An elderly man with Parkinson’s drinking soup

The SARS-CoV-2 virus could increase the probability of the brain degeneration found in Parkinson’ disease, in keeping with a study in mice. COVID-19 patients commonly report symptoms such
as brain fog, headaches, and insomnia, complications which are not new after a viral infection, the researchers said.

It took nearly a decade for patients to develop the neurological disease known as “post-encephalic parkinsonism”after the 1918 influenza pandemic,they said.

The SARS-CoV-2 virus may increase the brain’s vulnerability to a toxin that triggers nerve cell death in Parkinson’s disease, according to a study published in the journal Movement Disorders.

“Although Parkinson’s disease is an uncommon disease that affects 2 per cent of the population over the age of 55, the increased risk isn’t necessarily cause for concern,” said research first author Richard Smeyne of Thomas Jefferson University in the United States.

“But understanding how coronavirus impacts the brain can help us prepare for the long-term consequences of this pandemic,‚ÄĚRichard J Smeyne said.

The study expands on prior findings from the Smeyne lab indicating that viruses can increase the susceptibility of brain cells or neurons to damage or death.

Researchers discovered that mice exposed to the H1N1 influenza strain that caused the 2009 flu pandemic were more susceptible to MPTP in that investigation.

MPTP is a toxin that has been linked to several of the hallmark symptoms of Parkinson’s disease, including the loss of dopamine-expressing neurons and increased inflammation in the basal ganglia, a brain region important for movement.

The current study used mice that had been genetically modified to express the human ACE-2 receptor, which is used by the SARS-Cov-2 virus to get access to cells in our airways.

These mice were infected with SARS-Cov-2 and then allowed to recover, the researchers said.

According to the researchers, the dosage applied in this research corresponds to a mild COVID-19 infection in humans, with roughly 80 per cent of infected mice surviving.

After the surviving mice had healed for 38 days, one group was given a low dose of MPTP that would not normally cause neuron loss.

The control group was given saline.

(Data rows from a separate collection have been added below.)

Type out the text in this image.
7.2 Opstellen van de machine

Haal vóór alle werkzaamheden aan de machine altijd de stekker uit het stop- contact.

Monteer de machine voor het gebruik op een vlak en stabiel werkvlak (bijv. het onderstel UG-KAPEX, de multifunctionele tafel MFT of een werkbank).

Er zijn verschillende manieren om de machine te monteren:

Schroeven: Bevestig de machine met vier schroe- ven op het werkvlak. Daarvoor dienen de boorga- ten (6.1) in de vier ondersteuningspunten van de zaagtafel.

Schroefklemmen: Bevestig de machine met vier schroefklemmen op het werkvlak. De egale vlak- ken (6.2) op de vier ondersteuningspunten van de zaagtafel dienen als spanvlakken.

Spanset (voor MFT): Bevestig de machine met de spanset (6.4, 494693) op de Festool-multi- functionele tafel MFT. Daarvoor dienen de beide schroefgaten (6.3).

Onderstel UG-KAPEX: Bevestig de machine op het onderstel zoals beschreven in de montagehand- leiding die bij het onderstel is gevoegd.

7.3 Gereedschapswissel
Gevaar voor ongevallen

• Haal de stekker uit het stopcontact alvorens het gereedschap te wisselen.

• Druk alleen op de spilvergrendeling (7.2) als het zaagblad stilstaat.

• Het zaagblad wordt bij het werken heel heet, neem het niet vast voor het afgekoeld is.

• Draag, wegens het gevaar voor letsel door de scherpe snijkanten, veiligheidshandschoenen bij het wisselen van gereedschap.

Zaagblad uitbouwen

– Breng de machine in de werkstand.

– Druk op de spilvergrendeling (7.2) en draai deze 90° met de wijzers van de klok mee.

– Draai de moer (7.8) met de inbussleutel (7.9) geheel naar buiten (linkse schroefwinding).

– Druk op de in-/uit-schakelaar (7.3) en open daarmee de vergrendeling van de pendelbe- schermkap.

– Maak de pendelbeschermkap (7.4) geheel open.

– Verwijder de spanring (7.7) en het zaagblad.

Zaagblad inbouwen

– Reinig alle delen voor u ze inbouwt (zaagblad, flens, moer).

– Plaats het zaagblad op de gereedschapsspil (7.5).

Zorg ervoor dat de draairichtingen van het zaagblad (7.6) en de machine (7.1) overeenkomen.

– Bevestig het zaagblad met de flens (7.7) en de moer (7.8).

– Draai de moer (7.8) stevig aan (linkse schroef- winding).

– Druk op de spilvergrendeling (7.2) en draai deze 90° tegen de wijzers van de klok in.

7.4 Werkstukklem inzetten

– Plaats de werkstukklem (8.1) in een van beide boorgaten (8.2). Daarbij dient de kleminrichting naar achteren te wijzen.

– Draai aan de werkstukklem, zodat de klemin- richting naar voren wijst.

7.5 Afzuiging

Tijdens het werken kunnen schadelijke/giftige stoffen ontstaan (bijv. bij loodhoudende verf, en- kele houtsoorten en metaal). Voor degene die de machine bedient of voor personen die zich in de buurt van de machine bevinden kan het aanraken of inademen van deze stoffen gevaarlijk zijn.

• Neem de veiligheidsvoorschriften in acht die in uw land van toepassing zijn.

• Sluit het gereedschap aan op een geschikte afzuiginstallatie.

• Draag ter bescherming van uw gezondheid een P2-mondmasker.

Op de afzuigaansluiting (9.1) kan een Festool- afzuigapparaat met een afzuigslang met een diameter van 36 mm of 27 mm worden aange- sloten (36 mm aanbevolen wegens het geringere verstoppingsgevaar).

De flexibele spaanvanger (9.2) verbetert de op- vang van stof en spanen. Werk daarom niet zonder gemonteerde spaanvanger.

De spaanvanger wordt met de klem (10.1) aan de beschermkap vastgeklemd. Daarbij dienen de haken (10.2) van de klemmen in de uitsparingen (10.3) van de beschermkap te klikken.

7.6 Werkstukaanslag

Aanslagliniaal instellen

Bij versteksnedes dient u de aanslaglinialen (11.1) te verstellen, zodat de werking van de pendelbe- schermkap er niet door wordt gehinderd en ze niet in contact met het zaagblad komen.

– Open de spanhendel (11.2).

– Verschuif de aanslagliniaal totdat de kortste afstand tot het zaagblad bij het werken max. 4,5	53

The animals were sacrificed and their brains were examined two weeks later.

COVID-19 infection had no effect on dopaminergic neurons in the basal ganglia, according to the researchers.

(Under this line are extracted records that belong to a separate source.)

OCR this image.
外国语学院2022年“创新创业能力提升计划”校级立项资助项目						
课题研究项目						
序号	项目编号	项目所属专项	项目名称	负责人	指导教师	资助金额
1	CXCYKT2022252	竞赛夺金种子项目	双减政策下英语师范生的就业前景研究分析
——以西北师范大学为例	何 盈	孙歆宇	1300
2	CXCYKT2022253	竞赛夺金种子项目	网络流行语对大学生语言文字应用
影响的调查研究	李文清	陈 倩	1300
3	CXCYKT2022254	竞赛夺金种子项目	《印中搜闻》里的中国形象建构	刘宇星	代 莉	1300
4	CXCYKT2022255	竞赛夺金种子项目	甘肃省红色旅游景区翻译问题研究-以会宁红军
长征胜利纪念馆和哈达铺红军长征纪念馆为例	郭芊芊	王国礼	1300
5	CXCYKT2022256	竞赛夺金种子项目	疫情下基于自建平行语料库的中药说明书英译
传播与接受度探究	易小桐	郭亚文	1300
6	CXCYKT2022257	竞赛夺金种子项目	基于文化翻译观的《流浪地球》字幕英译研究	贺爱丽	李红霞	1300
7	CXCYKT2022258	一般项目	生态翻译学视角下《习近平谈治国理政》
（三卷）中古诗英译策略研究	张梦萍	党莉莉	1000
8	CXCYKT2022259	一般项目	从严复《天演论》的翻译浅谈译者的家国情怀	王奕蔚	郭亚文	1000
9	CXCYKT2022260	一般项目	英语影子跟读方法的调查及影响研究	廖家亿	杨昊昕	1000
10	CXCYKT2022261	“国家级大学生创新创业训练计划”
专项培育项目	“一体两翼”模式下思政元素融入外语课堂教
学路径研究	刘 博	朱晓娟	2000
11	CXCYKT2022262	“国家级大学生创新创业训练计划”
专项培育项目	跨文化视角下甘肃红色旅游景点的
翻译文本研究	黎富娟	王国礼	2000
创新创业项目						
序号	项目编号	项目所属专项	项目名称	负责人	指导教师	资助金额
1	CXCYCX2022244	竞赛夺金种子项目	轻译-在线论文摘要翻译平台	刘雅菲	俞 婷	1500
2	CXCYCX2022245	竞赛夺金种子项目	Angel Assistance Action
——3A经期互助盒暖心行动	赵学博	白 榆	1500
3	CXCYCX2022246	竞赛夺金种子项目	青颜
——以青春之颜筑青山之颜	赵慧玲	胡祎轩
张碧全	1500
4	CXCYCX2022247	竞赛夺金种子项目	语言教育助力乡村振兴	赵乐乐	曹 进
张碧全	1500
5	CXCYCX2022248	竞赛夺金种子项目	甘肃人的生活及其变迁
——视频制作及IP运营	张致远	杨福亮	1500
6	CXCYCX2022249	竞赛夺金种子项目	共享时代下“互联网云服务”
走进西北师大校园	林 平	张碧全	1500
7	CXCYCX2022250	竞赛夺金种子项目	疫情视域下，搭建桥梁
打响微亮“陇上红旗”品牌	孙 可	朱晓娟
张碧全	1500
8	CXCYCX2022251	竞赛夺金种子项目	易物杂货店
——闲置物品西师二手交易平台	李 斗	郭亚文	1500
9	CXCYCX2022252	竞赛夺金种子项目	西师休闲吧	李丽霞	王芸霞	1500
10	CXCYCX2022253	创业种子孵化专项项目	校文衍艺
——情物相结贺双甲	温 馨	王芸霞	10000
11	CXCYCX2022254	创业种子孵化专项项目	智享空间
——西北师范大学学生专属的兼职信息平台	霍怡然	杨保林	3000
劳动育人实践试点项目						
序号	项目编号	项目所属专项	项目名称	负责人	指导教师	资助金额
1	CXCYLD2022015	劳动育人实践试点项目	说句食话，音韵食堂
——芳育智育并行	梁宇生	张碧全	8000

After recovering from infection, mice given a low dose of MPTP showed the characteristic pattern of neuron loss seen in Parkinson’s disease.

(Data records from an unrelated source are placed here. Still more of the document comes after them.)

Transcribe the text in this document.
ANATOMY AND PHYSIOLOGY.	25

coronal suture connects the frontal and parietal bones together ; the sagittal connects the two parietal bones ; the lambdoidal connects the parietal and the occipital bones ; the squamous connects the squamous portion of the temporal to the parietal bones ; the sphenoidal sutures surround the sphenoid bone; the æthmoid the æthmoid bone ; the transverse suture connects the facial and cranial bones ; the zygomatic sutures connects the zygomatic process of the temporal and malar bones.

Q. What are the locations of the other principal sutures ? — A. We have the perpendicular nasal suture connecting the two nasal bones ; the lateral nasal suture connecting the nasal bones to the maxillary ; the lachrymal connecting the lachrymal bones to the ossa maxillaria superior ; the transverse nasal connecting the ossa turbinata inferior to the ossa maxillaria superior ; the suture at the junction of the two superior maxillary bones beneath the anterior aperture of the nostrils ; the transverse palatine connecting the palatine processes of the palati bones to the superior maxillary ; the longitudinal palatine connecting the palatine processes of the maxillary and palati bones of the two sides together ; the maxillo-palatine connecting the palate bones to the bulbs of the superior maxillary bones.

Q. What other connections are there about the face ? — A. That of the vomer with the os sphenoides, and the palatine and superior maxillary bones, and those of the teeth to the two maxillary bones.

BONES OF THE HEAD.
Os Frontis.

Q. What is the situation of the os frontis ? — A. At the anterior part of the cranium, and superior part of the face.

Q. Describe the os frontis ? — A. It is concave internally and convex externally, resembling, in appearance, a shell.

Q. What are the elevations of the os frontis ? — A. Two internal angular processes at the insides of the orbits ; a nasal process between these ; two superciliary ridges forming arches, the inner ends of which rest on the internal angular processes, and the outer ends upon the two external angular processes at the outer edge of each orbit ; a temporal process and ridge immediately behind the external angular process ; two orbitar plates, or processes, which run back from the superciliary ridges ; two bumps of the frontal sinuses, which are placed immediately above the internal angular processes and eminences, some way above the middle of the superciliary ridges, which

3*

This enhanced sensitivity following COVID-19 infection was equivalent to that shown in the influenza study, suggesting that both viruses may raise the risk of Parkinson’s disease in the same way.

“We think about a ‘multi-hit’ hypothesis for Parkinson’s – the virus itself does not kill the neurons, but it does make them more susceptible to a ‘second hit’, such as a toxin or bacteria or even an
underlying genetic mutation,” Smeyne explained.

Both influenza and SARS-CoV2 have been found to cause a “cytokine storm” or an overproduction of pro-inflammatory chemicals.

These chemicals can pass through the blood-brain barrier and activate microglia, the brain’s immune cells.

The researchers discovered more activated microglia in the basal ganglia of mice who had recovered from SARS-CoV2 and had been given MPTP.

They suspect that more microglia inflame the basal ganglia and produce cellular stress, though the mechanism is unknown. This decreases the threshold of the neurons, allowing them to endure future stress.

“We were concerned about the long-term consequences of viral infection.” said Peter Schmidt, a neuroscientist from New York University in the US, who co-led the study.

The researchers want to see if vaccinations can help reduce the experimental increase in Parkinson’s disease pathology connected to prior SARS-COV-2 infection.

They’re also testing different virus types, as well as levels that correspond to milder human instances.